New Transvaginal Mesh Product Approved While Mesh Lawsuits Ongoing


. By Jane Mundy

Despite the fact that several transvaginal mesh manufacturers, such as American Medical Systems, have settled mesh lawsuits for millions of dollars and thousands more lawsuits are outstanding, the FDA has approved another type of vaginal mesh for pelvic organ prolapse. Approved, despite the fact that the FDA is currently considering reclassifying pelvic mesh from a moderate risk to a high-risk device.

This decision doesn’t sit too well with AMS transvaginal mesh victims like Valerie. “There is nothing good about this mesh and I can’t understand why some makes are still on the market,” she said. Valerie has suffered with painful intercourse for nine years, ever since she had the AMS transvaginal mesh implanted for incontinence. She was simply prescribed a vaginal cream for the discomfort.
“Of course that did nothing to relieve the pain, and to make matters worse, my incontinence came back.”

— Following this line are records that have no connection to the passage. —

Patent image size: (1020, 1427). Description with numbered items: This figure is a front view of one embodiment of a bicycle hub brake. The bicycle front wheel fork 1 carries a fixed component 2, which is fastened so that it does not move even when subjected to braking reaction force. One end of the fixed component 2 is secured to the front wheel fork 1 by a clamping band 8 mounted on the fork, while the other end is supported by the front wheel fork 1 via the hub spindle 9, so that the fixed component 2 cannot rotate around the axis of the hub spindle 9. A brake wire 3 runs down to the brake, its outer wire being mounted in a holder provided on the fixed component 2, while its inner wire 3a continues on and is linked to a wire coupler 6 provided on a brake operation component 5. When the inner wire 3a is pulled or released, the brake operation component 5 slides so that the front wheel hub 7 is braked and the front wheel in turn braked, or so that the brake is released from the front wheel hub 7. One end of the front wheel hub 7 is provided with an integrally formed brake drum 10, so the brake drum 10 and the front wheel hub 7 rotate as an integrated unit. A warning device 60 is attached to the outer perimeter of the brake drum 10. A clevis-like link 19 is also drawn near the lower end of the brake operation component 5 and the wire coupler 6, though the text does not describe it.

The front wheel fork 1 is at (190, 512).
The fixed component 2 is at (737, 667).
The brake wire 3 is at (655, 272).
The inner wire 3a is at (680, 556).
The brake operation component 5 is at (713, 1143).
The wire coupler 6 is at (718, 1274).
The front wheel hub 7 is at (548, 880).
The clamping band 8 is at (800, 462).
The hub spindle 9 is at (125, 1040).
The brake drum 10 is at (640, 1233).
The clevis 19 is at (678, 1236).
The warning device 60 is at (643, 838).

Patti had an AMS mesh product implanted to treat pelvic organ prolapse (POP) in January 2009. “Since that time I have pain urinating, leakage and I can’t completely empty my bladder,” she said in an e-mail. “I have constant lower back pain and fatigue. When I called my doctor three months after the surgery, he said it was ‘all in my head’ and these symptoms would go away. He never took my calls again. I wish doctors like him could live with these mesh side effects just for one day - that would change their thinking.”

Patti would no doubt like to see FDA officials live with transvaginal mesh complications. If they did so, perhaps start-up Caldera Medical wouldn’t have been cleared to treat POP. TVM lawsuits have already been filed against Caldera, claiming its T-Sling is defective. So how did its new mesh get fast-tracked and approved?

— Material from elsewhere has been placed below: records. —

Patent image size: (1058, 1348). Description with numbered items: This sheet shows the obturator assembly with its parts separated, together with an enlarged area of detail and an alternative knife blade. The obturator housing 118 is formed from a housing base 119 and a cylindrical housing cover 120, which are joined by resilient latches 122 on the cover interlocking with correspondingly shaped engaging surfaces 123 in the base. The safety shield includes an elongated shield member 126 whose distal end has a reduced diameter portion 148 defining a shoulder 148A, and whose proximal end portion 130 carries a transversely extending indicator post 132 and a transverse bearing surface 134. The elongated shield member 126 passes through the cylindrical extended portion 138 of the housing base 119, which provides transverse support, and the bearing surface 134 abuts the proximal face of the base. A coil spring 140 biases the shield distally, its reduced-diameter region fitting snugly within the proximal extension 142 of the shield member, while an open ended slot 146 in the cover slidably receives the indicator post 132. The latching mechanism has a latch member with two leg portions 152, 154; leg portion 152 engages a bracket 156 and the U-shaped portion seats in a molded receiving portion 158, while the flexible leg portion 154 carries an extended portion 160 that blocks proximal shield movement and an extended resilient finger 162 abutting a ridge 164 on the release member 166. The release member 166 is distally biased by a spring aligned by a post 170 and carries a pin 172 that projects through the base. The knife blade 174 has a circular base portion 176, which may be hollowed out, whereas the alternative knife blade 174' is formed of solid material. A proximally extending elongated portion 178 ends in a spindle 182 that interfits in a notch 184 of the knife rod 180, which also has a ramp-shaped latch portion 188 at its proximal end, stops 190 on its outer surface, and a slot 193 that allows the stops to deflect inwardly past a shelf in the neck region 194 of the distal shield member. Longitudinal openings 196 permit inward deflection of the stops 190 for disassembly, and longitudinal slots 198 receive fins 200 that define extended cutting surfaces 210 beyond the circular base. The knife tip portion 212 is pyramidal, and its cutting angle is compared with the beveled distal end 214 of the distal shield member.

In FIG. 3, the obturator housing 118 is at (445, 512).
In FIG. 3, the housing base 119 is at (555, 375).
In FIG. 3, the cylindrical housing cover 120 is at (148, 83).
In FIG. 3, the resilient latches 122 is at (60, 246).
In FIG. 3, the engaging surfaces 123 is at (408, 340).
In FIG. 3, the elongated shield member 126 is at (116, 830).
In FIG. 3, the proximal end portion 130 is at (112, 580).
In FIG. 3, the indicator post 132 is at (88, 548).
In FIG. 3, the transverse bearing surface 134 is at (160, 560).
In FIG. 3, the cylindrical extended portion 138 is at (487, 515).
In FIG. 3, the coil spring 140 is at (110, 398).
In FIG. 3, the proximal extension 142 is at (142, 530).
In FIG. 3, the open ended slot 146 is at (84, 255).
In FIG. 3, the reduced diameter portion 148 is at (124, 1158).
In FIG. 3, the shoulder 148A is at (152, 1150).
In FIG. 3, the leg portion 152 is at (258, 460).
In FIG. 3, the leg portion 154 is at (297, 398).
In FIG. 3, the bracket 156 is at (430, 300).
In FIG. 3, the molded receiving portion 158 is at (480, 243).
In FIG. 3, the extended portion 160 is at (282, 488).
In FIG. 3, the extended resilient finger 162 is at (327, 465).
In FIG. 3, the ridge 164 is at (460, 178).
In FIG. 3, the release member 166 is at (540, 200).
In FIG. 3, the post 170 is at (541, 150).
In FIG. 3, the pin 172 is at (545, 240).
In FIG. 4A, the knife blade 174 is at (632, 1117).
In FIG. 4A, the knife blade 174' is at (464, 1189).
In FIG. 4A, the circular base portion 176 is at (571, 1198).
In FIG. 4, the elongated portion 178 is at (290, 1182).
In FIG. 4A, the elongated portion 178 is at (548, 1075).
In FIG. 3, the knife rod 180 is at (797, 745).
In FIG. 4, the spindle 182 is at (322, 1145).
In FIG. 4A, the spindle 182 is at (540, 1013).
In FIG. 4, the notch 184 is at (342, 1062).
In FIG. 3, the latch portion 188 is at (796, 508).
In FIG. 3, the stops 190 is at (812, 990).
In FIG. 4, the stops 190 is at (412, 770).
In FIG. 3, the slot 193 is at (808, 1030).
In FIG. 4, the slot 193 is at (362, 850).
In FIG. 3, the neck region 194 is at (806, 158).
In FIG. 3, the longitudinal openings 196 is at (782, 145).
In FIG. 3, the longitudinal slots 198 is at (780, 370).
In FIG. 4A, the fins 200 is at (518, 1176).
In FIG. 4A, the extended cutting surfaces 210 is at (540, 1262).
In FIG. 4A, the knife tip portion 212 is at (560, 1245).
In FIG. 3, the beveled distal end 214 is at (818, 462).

A Georgia federal judge in October 2012 refused to dismiss claims against Caldera Medical Inc. in a suit in multidistrict litigation accusing the J&J unit and others of making defective pelvic mesh implants, rejecting the contention the allegations are too vague, according to Law360.

Since 2011, the FDA has said that transvaginal complications are not rare. Further, the jury is still out regarding the use of mesh in POP; there is surgical repair that does not include the use of mesh that may be more effective.

And how is this for timing: in April 2015, the FDA proposed to raise transvaginal mesh risk from moderate to high. Just a few months later, the agency allows Caldera’s “new” mesh on the market.

But Caldera doesn’t cite any specific safety advantages for Vertessa Lite, which the agency first signed off on in 2013, according to FierceMedicalDevices. The medical news site said it tried to contact Caldera for comment, but hadn’t received a response at press time. Caldera’s Vertessa Lite has been fast-tracked by the FDA through its 510(k) approval process. AMS took its Apogee and Perigee pelvic organ transvaginal mesh (TVM) off the market, before having to follow up with the FDA order of post-market monitoring.

Caldera pointed out that about 40 percent of women have some form of pelvic prolapse, with as many as 250,000 surgeries to treat it annually. Let’s hope Caldera saves some of its profits for TVM lawsuits.